Según resultados de la encuesta el Comportamiento financiero de los jóvenes profesionales en Argentina realizada por DAlessio Irol para Prudential Seguros, los jóvenes entre 25 y 35 años tienden a enfocarse en sus necesidades inmediatas como pagar deudas y les cuesta la planificación a largo plazo. Muchos confían en saldar esas deudas, otros tantos, consideran la importancia de los objetivos financieros aunque pocos confían en conseguirlos.
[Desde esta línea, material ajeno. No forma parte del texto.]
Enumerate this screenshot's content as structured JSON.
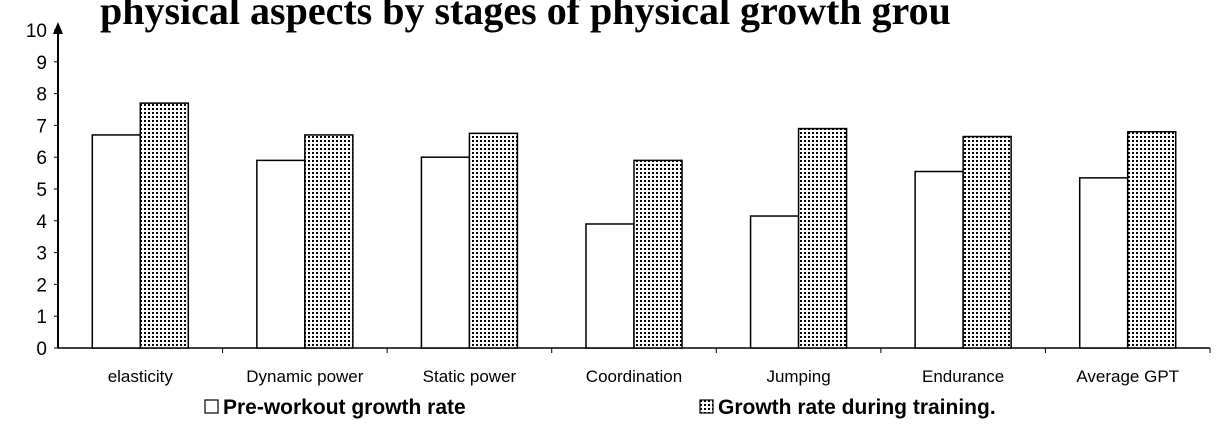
{
  "header_fragment": "physical aspects by stages of physical growth grou",
  "chart_data": {
    "type": "bar",
    "categories": [
      "elasticity",
      "Dynamic power",
      "Static power",
      "Coordination",
      "Jumping",
      "Endurance",
      "Average GPT"
    ],
    "series": [
      {
        "name": "Pre-workout growth rate",
        "values": [
          6.7,
          5.9,
          6.0,
          3.9,
          4.15,
          5.55,
          5.35
        ],
        "fill": "#ffffff",
        "pattern": "none"
      },
      {
        "name": "Growth rate during training.",
        "values": [
          7.7,
          6.7,
          6.75,
          5.9,
          6.9,
          6.65,
          6.8
        ],
        "fill": "#ffffff",
        "pattern": "dots"
      }
    ],
    "ylim": [
      0,
      10
    ],
    "yticks": [
      0,
      1,
      2,
      3,
      4,
      5,
      6,
      7,
      8,
      9,
      10
    ],
    "title": "",
    "xlabel": "",
    "ylabel": "",
    "grid": false,
    "legend": "bottom"
  }
}
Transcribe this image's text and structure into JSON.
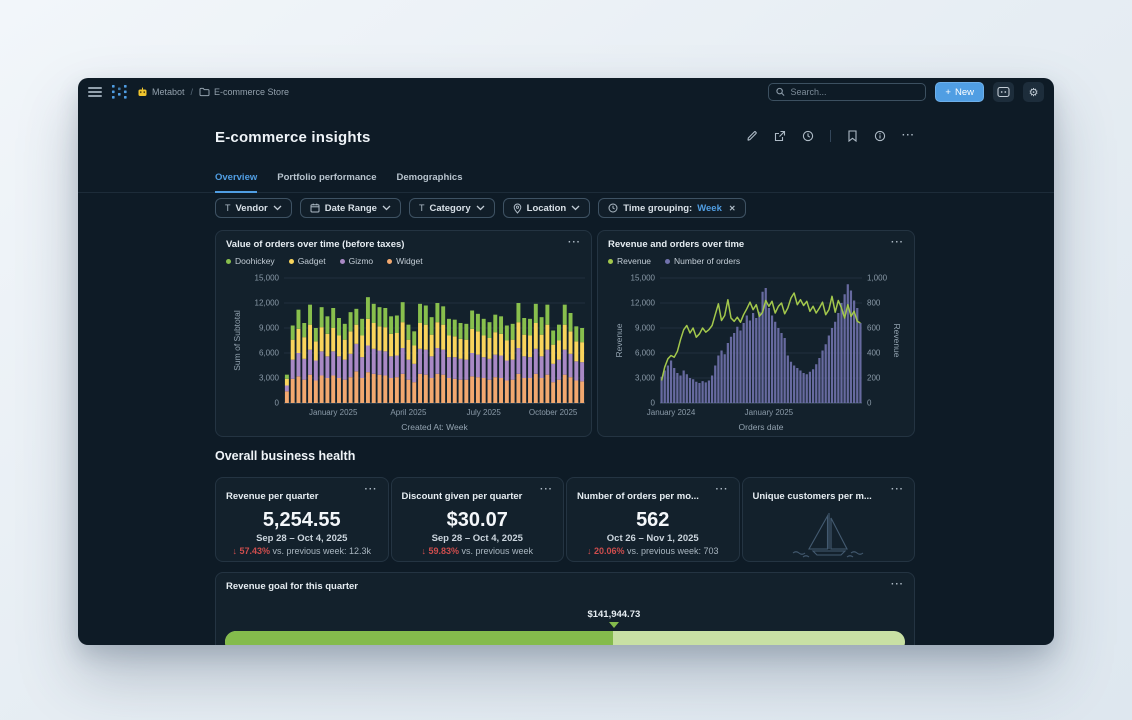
{
  "nav": {
    "breadcrumb": {
      "bot": "Metabot",
      "separator": "/",
      "collection": "E-commerce Store"
    },
    "search_placeholder": "Search...",
    "new_button_label": "New"
  },
  "icons": {
    "plus": "+",
    "ellipsis": "···",
    "text_filter": "T",
    "close": "✕",
    "down_arrow": "↓",
    "gear": "⚙"
  },
  "header": {
    "title": "E-commerce insights",
    "tabs": [
      {
        "label": "Overview",
        "active": true
      },
      {
        "label": "Portfolio performance",
        "active": false
      },
      {
        "label": "Demographics",
        "active": false
      }
    ]
  },
  "filters": {
    "items": [
      {
        "icon": "text",
        "label": "Vendor"
      },
      {
        "icon": "calendar",
        "label": "Date Range"
      },
      {
        "icon": "text",
        "label": "Category"
      },
      {
        "icon": "location",
        "label": "Location"
      },
      {
        "icon": "clock",
        "label": "Time grouping:",
        "value": "Week",
        "removable": true
      }
    ]
  },
  "section_heading": "Overall business health",
  "kpis": [
    {
      "title": "Revenue per quarter",
      "value": "5,254.55",
      "date": "Sep 28 – Oct 4, 2025",
      "direction": "down",
      "change": "57.43%",
      "change_suffix": "vs. previous week: 12.3k"
    },
    {
      "title": "Discount given per quarter",
      "value": "$30.07",
      "date": "Sep 28 – Oct 4, 2025",
      "direction": "down",
      "change": "59.83%",
      "change_suffix": "vs. previous week"
    },
    {
      "title": "Number of orders per mo...",
      "value": "562",
      "date": "Oct 26 – Nov 1, 2025",
      "direction": "down",
      "change": "20.06%",
      "change_suffix": "vs. previous week: 703"
    },
    {
      "title": "Unique customers per m...",
      "empty_state": "sailboat-illustration"
    }
  ],
  "goal_card": {
    "title": "Revenue goal for this quarter",
    "marker_value": "$141,944.73",
    "progress_pct": 57,
    "fill_color": "#84BB4C",
    "track_color": "#C8E0A4"
  },
  "colors": {
    "brand_blue": "#509EE3",
    "negative_red": "#CE4D4D",
    "window_bg": "#0E1B26",
    "card_bg": "#13212C",
    "grid": "#20303E",
    "tick_text": "#8A9AA8"
  },
  "chart_data": [
    {
      "type": "bar",
      "stacked": true,
      "title": "Value of orders over time (before taxes)",
      "xlabel": "Created At: Week",
      "ylabel": "Sum of Subtotal",
      "ylim": [
        0,
        15000
      ],
      "yticks": [
        0,
        3000,
        6000,
        9000,
        12000,
        15000
      ],
      "xticks": [
        {
          "index": 8,
          "label": "January 2025"
        },
        {
          "index": 21,
          "label": "April 2025"
        },
        {
          "index": 34,
          "label": "July 2025"
        },
        {
          "index": 46,
          "label": "October 2025"
        }
      ],
      "stack_order": [
        "Widget",
        "Gizmo",
        "Gadget",
        "Doohickey"
      ],
      "series": [
        {
          "name": "Doohickey",
          "color": "#88BF4D",
          "values": [
            500,
            1700,
            2300,
            1700,
            2400,
            1600,
            2400,
            2100,
            2400,
            2100,
            1900,
            2300,
            1900,
            2000,
            2600,
            2300,
            2300,
            2300,
            2100,
            2100,
            2400,
            1800,
            1700,
            2300,
            2300,
            2100,
            2300,
            2200,
            2000,
            2000,
            1900,
            1900,
            2200,
            2100,
            2000,
            1900,
            2100,
            2100,
            1800,
            1900,
            2300,
            2000,
            2000,
            2300,
            2100,
            2400,
            1700,
            1900,
            2400,
            2200,
            1800,
            1700
          ]
        },
        {
          "name": "Gadget",
          "color": "#F9D45C",
          "values": [
            800,
            2400,
            2900,
            2600,
            3000,
            2300,
            2900,
            2700,
            2800,
            2500,
            2400,
            2700,
            2300,
            2600,
            3200,
            3100,
            2900,
            2900,
            2700,
            2700,
            3100,
            2400,
            2200,
            3100,
            3000,
            2600,
            3100,
            3000,
            2600,
            2500,
            2400,
            2400,
            2900,
            2800,
            2600,
            2500,
            2700,
            2600,
            2400,
            2400,
            3100,
            2600,
            2600,
            3100,
            2600,
            3000,
            2300,
            2300,
            3000,
            2700,
            2400,
            2400
          ]
        },
        {
          "name": "Gizmo",
          "color": "#A989C5",
          "values": [
            700,
            2300,
            2800,
            2500,
            3000,
            2400,
            2900,
            2600,
            2900,
            2600,
            2400,
            2800,
            3300,
            2500,
            3200,
            3000,
            2900,
            2900,
            2600,
            2600,
            3100,
            2400,
            2200,
            3000,
            3000,
            2600,
            3100,
            3000,
            2500,
            2600,
            2500,
            2400,
            2800,
            2700,
            2500,
            2500,
            2700,
            2700,
            2400,
            2400,
            3100,
            2600,
            2500,
            3000,
            2600,
            3000,
            2200,
            2400,
            3000,
            2800,
            2300,
            2300
          ]
        },
        {
          "name": "Widget",
          "color": "#F2A86F",
          "values": [
            1400,
            2900,
            3200,
            2800,
            3400,
            2700,
            3300,
            3000,
            3300,
            3000,
            2800,
            3100,
            3800,
            3000,
            3700,
            3500,
            3400,
            3300,
            3000,
            3100,
            3500,
            2800,
            2500,
            3500,
            3400,
            3000,
            3500,
            3400,
            3000,
            2900,
            2800,
            2800,
            3200,
            3100,
            3000,
            2800,
            3100,
            3000,
            2700,
            2800,
            3500,
            3000,
            3000,
            3500,
            3000,
            3400,
            2500,
            2800,
            3400,
            3100,
            2700,
            2600
          ]
        }
      ]
    },
    {
      "type": "combo",
      "title": "Revenue and orders over time",
      "xlabel": "Orders date",
      "ylabel_left": "Revenue",
      "ylabel_right": "Revenue",
      "ylim_left": [
        0,
        15000
      ],
      "yticks_left": [
        0,
        3000,
        6000,
        9000,
        12000,
        15000
      ],
      "ylim_right": [
        0,
        1000
      ],
      "yticks_right": [
        0,
        200,
        400,
        600,
        800,
        1000
      ],
      "xticks": [
        {
          "index": 3,
          "label": "January 2024"
        },
        {
          "index": 34,
          "label": "January 2025"
        }
      ],
      "series": [
        {
          "name": "Revenue",
          "type": "line",
          "axis": "left",
          "color": "#A3C84C",
          "values": [
            2700,
            4300,
            5300,
            5700,
            5500,
            6200,
            7600,
            8800,
            9300,
            8400,
            9000,
            7900,
            8300,
            9000,
            8500,
            8800,
            9300,
            10600,
            11900,
            9900,
            10500,
            12400,
            10200,
            9800,
            10300,
            9700,
            10600,
            11300,
            12100,
            11200,
            11800,
            10400,
            10900,
            12300,
            11600,
            12200,
            10800,
            11600,
            12000,
            10700,
            11400,
            12600,
            13200,
            11800,
            12400,
            11700,
            12200,
            11000,
            11600,
            10800,
            11400,
            12100,
            10600,
            11200,
            12800,
            10900,
            12300,
            11400,
            10200,
            11800,
            10400,
            11000,
            9800,
            9600
          ]
        },
        {
          "name": "Number of orders",
          "type": "bar",
          "axis": "right",
          "color": "#7172AD",
          "values": [
            210,
            260,
            300,
            340,
            280,
            240,
            220,
            260,
            230,
            200,
            190,
            170,
            160,
            175,
            165,
            180,
            220,
            300,
            380,
            420,
            390,
            480,
            530,
            560,
            610,
            580,
            640,
            700,
            660,
            720,
            680,
            730,
            890,
            920,
            760,
            700,
            650,
            600,
            560,
            520,
            380,
            330,
            300,
            280,
            260,
            240,
            230,
            250,
            270,
            310,
            360,
            420,
            470,
            540,
            600,
            650,
            720,
            800,
            870,
            950,
            900,
            820,
            760,
            640
          ]
        }
      ]
    }
  ]
}
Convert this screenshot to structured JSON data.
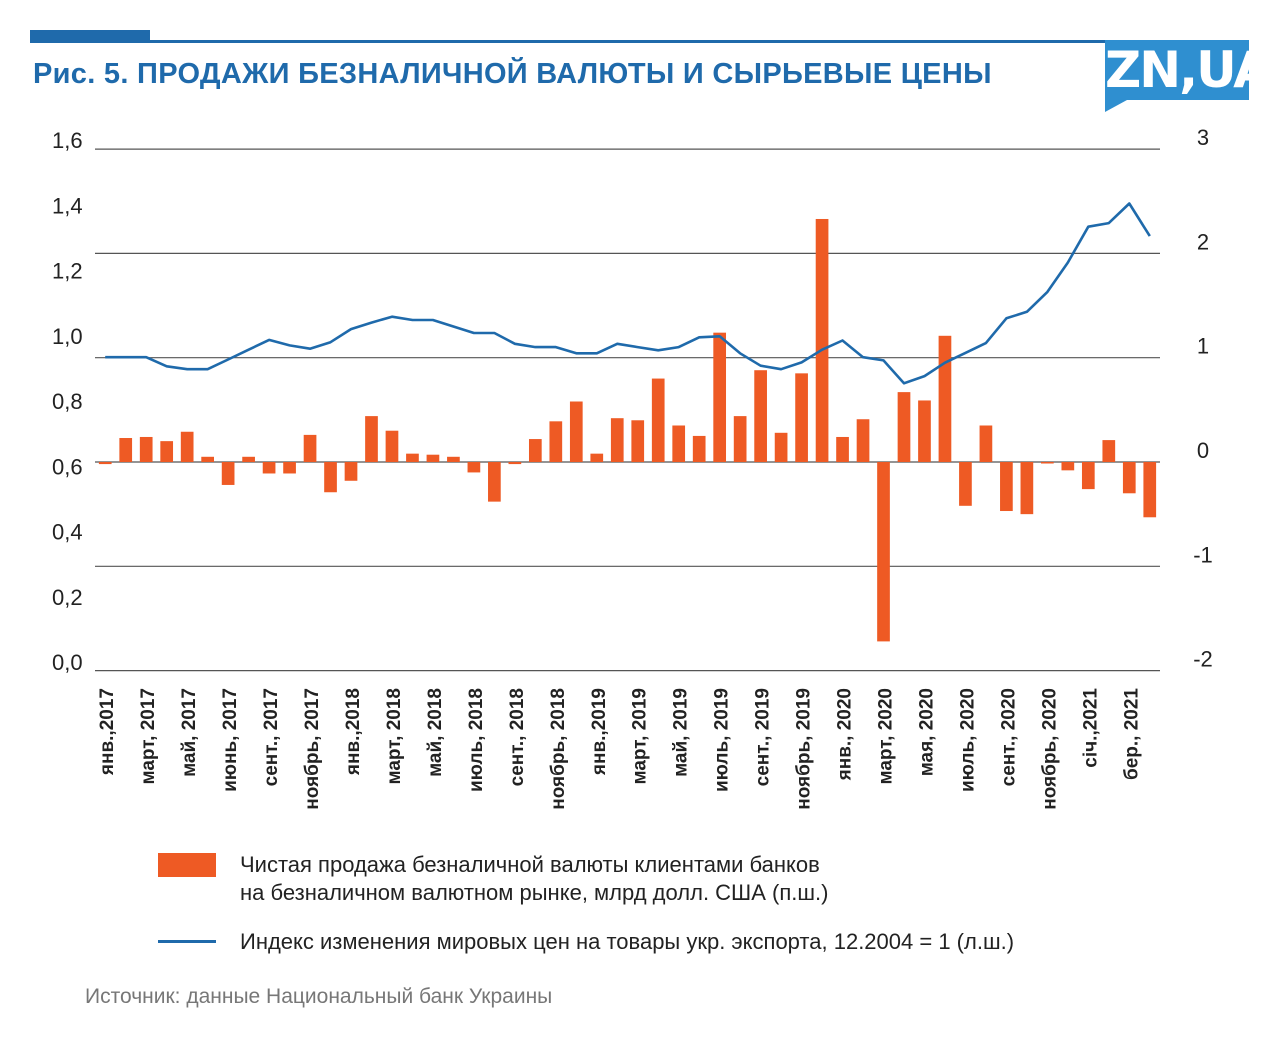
{
  "title": "Рис. 5. ПРОДАЖИ БЕЗНАЛИЧНОЙ ВАЛЮТЫ И СЫРЬЕВЫЕ ЦЕНЫ",
  "logo_text": "ZN,UA",
  "source": "Источник: данные Национальный банк Украины",
  "legend": {
    "bars_line1": "Чистая продажа безналичной валюты клиентами банков",
    "bars_line2": "на безналичном валютном рынке, млрд долл. США (п.ш.)",
    "line": "Индекс изменения мировых цен на товары укр. экспорта, 12.2004 = 1 (л.ш.)"
  },
  "colors": {
    "bars": "#ee5a24",
    "line": "#1f6aab",
    "title": "#1f6aab",
    "grid": "#555555"
  },
  "chart_data": {
    "type": "bar+line",
    "left_axis": {
      "ticks": [
        "0,0",
        "0,2",
        "0,4",
        "0,6",
        "0,8",
        "1,0",
        "1,2",
        "1,4",
        "1,6"
      ],
      "ylim": [
        0,
        1.6
      ]
    },
    "right_axis": {
      "ticks": [
        "-2",
        "-1",
        "0",
        "1",
        "2",
        "3"
      ],
      "ylim": [
        -2,
        3
      ]
    },
    "x_tick_labels": [
      "янв.,2017",
      "март, 2017",
      "май, 2017",
      "июнь, 2017",
      "сент., 2017",
      "ноябрь, 2017",
      "янв.,2018",
      "март, 2018",
      "май, 2018",
      "июль, 2018",
      "сент., 2018",
      "ноябрь, 2018",
      "янв.,2019",
      "март, 2019",
      "май, 2019",
      "июль, 2019",
      "сент., 2019",
      "ноябрь, 2019",
      "янв., 2020",
      "март, 2020",
      "мая, 2020",
      "июль, 2020",
      "сент., 2020",
      "ноябрь, 2020",
      "січ.,2021",
      "бер., 2021"
    ],
    "series": [
      {
        "kind": "bar",
        "axis": "right",
        "values": [
          -0.02,
          0.23,
          0.24,
          0.2,
          0.29,
          0.05,
          -0.22,
          0.05,
          -0.11,
          -0.11,
          0.26,
          -0.29,
          -0.18,
          0.44,
          0.3,
          0.08,
          0.07,
          0.05,
          -0.1,
          -0.38,
          -0.02,
          0.22,
          0.39,
          0.58,
          0.08,
          0.42,
          0.4,
          0.8,
          0.35,
          0.25,
          1.24,
          0.44,
          0.88,
          0.28,
          0.85,
          2.33,
          0.24,
          0.41,
          -1.72,
          0.67,
          0.59,
          1.21,
          -0.42,
          0.35,
          -0.47,
          -0.5,
          -0.01,
          -0.08,
          -0.26,
          0.21,
          -0.3,
          -0.53
        ]
      },
      {
        "kind": "line",
        "axis": "left",
        "values": [
          0.965,
          0.965,
          0.965,
          0.937,
          0.928,
          0.928,
          0.958,
          0.988,
          1.018,
          1.001,
          0.991,
          1.011,
          1.051,
          1.071,
          1.089,
          1.079,
          1.079,
          1.059,
          1.039,
          1.039,
          1.006,
          0.996,
          0.996,
          0.977,
          0.977,
          1.006,
          0.996,
          0.986,
          0.996,
          1.026,
          1.029,
          0.977,
          0.939,
          0.928,
          0.949,
          0.988,
          1.016,
          0.965,
          0.955,
          0.885,
          0.907,
          0.948,
          0.978,
          1.008,
          1.084,
          1.104,
          1.165,
          1.255,
          1.365,
          1.376,
          1.436,
          1.336
        ]
      }
    ]
  }
}
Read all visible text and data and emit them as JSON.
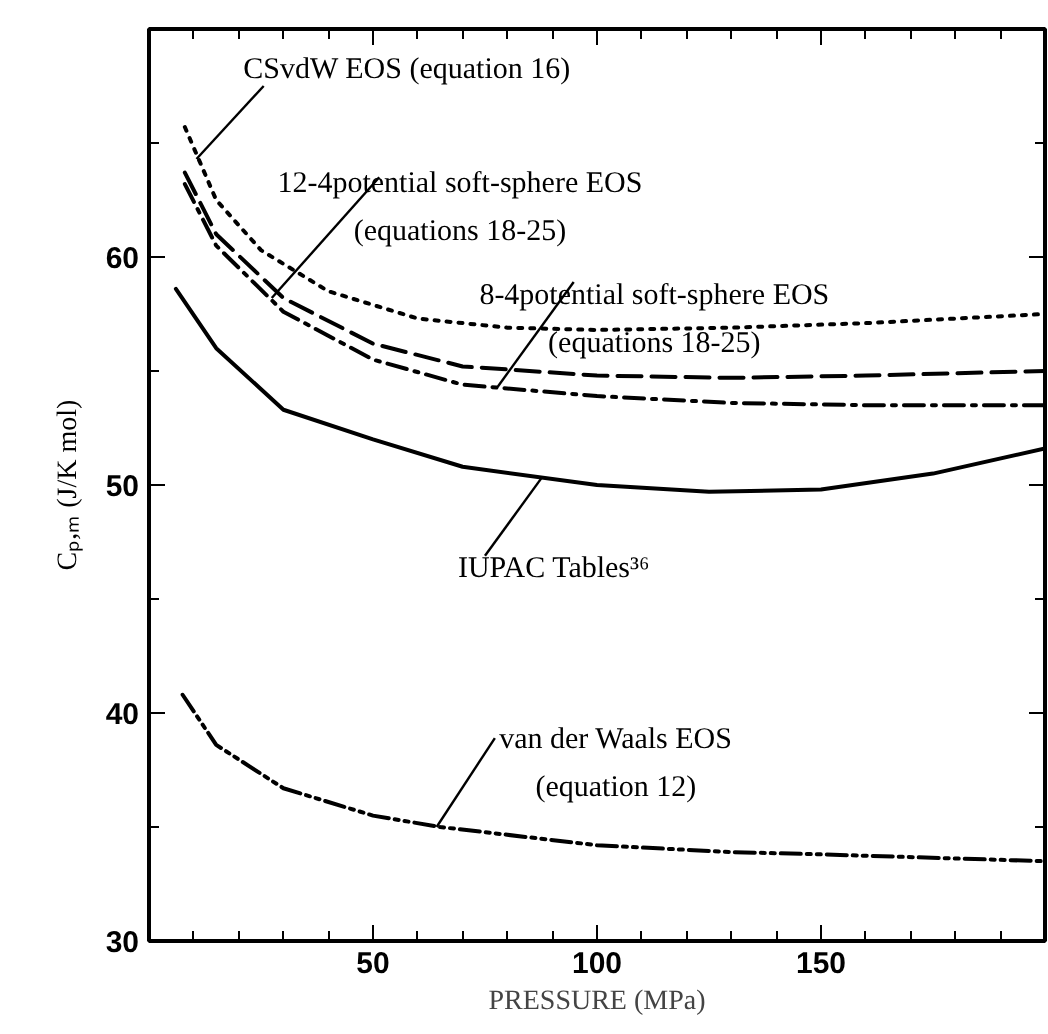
{
  "chart_data": {
    "type": "line",
    "xlabel": "PRESSURE (MPa)",
    "ylabel": "Cₚ,ₘ (J/K mol)",
    "xlim": [
      0,
      200
    ],
    "ylim": [
      30,
      70
    ],
    "xticks": [
      {
        "value": 10,
        "label": null
      },
      {
        "value": 20,
        "label": null
      },
      {
        "value": 30,
        "label": null
      },
      {
        "value": 40,
        "label": null
      },
      50,
      {
        "value": 60,
        "label": null
      },
      {
        "value": 70,
        "label": null
      },
      {
        "value": 80,
        "label": null
      },
      {
        "value": 90,
        "label": null
      },
      100,
      {
        "value": 110,
        "label": null
      },
      {
        "value": 120,
        "label": null
      },
      {
        "value": 130,
        "label": null
      },
      {
        "value": 140,
        "label": null
      },
      150,
      {
        "value": 160,
        "label": null
      },
      {
        "value": 170,
        "label": null
      },
      {
        "value": 180,
        "label": null
      },
      {
        "value": 190,
        "label": null
      }
    ],
    "yticks": [
      30,
      {
        "value": 35,
        "label": null
      },
      40,
      {
        "value": 45,
        "label": null
      },
      50,
      {
        "value": 55,
        "label": null
      },
      60,
      {
        "value": 65,
        "label": null
      }
    ],
    "grid": false,
    "series": [
      {
        "color": "#000000",
        "line_style": "dotted",
        "x": [
          8,
          15,
          25,
          40,
          60,
          80,
          100,
          130,
          160,
          200
        ],
        "values": [
          65.7,
          62.5,
          60.3,
          58.5,
          57.3,
          56.9,
          56.8,
          56.9,
          57.1,
          57.5
        ]
      },
      {
        "color": "#000000",
        "line_style": "dashed",
        "x": [
          8,
          15,
          30,
          50,
          70,
          100,
          130,
          160,
          200
        ],
        "values": [
          63.7,
          61.0,
          58.2,
          56.2,
          55.2,
          54.8,
          54.7,
          54.8,
          55.0
        ]
      },
      {
        "color": "#000000",
        "line_style": "dashdot",
        "x": [
          8,
          15,
          30,
          50,
          70,
          100,
          130,
          160,
          200
        ],
        "values": [
          63.2,
          60.5,
          57.6,
          55.5,
          54.4,
          53.9,
          53.6,
          53.5,
          53.5
        ]
      },
      {
        "color": "#000000",
        "line_style": "solid",
        "x": [
          6,
          15,
          30,
          50,
          70,
          100,
          125,
          150,
          175,
          200
        ],
        "values": [
          58.6,
          56.0,
          53.3,
          52.0,
          50.8,
          50.0,
          49.7,
          49.8,
          50.5,
          51.6
        ]
      },
      {
        "color": "#000000",
        "line_style": "dashdotdot",
        "x": [
          7.5,
          15,
          30,
          50,
          65,
          100,
          130,
          150,
          200
        ],
        "values": [
          40.8,
          38.6,
          36.7,
          35.5,
          35.0,
          34.2,
          33.9,
          33.8,
          33.5
        ]
      }
    ],
    "annotations": [
      {
        "text": "CSvdW EOS (equation 16)",
        "x": 10.6,
        "y": 64.3
      },
      {
        "text": "12-4potential soft-sphere EOS\n(equations 18-25)",
        "x": 27.4,
        "y": 58.2
      },
      {
        "text": "8-4potential soft-sphere EOS\n(equations 18-25)",
        "x": 77.8,
        "y": 54.3
      },
      {
        "text": "IUPAC Tables³⁶",
        "x": 87.6,
        "y": 50.3
      },
      {
        "text": "van der Waals EOS\n(equation 12)",
        "x": 64.2,
        "y": 35.0
      }
    ]
  }
}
La encuesta tuvo como muestra 666 casos distribuidos por partes iguales entre hombres y mujeres distribuidos en Capital, Gran Buenos Aires, Córdoba, Mendoza y Santa Fe. Se implementó de manera on line y por este canal completaron un cuestionario. Los resultados son elocuentes no solo por el contexto local sino por un fenómeno de alcance internacional que ya cuenta con nombre propio como es la "Adolescencia Tardía". En este sentido Nora D'Alessio, expositora de los resultados, ilustró que mientras en "1982 se dejaba de ser adolescente a los 25 años, ahora es cerca de los 32 y no ha pasado mucho si se piensa en la historia de la humanidad". Por eso hoy la edad promedio para vivir solo se ubica en los 28 años, el casamiento a los 30 o el nacimiento del primer hijo a los 31 o 32.
Nenes de mamá
La encuesta marca que más del tercio aún recibe ayuda paterna. Además un 55 % de los encuestados desearía mantener el estilo de vida tras su retiro, mientras solo el 12% confía en lograrlo. Por otra parte si bien están en edad de ser "sostén de familia", el porcentaje de los que no lo son, trepa a un 40%.
Sin embargo, es alta la cifra de los que poseen tarjetas de crédito, un 82 %. Esta posesión junto a la elevada propensión al consumo explica, en parte, no solo su preocupación por las deudas sino su dificultad para el ahorro. Según D'Alessio, "en Argentina muchos de estos jóvenes están endeudados en más de un año por encima de un 40% de lo que están ganando".
Entretanto, una de las conclusiones del análisis puntualiza un fuerte déficit en el entendimiento cabal de los beneficios y características de los productos financieros. Cotejados con los norteamericanos se remarca esa limitación en el conocimiento, en particular, sobre los productos más refinados y de largo plazo como fondos de inversión, renta vitalicia o acciones y bonos.
Expertise
La falta de conocimientos trae aparejadas otras cuestiones como por ejemplo las decisiones financieras. Consultados sobre este punto tan solo uno de diez (14%) respondió sentirse "muy bien preparado". En cambio, más de la mitad admitió la ayuda de un tercero para decidir correctamente en la materia. Dudosos de alcanzar sus objetivos financieros, desearían la ayuda de un experto que les dijera qué hacer.
De cara al futuro se muestran ansiosos. Pero las mujeres aparecen más preocupadas que los hombres. Algunas de sus mayores preocupaciones son: evitar, tanto el gasto de los ahorros como convertirse en una carga para sus familiares. Aunque los hombres sean más confiados en la seguridad financiera futura, ambos grupos dudan de alcanzar las metas concretas. En especial las mujeres, como por ejemplo, en asegurarse un ingreso en caso de despido o desempleo, o bien, en garantizarles a sus hijos educación universitaria.
Consultados por la preocupación de las circunstancias de la vida desde el punto de vista financiero , la cifra ronda el 55% con una mínima inclinación a favor de los hechos inesperados frente a los planificados. Quizás "porque en el último año le pasaron más eventos inesperados" aseguró D'Alessio.
Si se tiene en cuenta su condición social (media alta), graduados y con un trabajo full time no sorprende que Internet sea, entre sus múltiples canales de información, el preferido por este segmento para interiorizarse en productos y servicios financieros.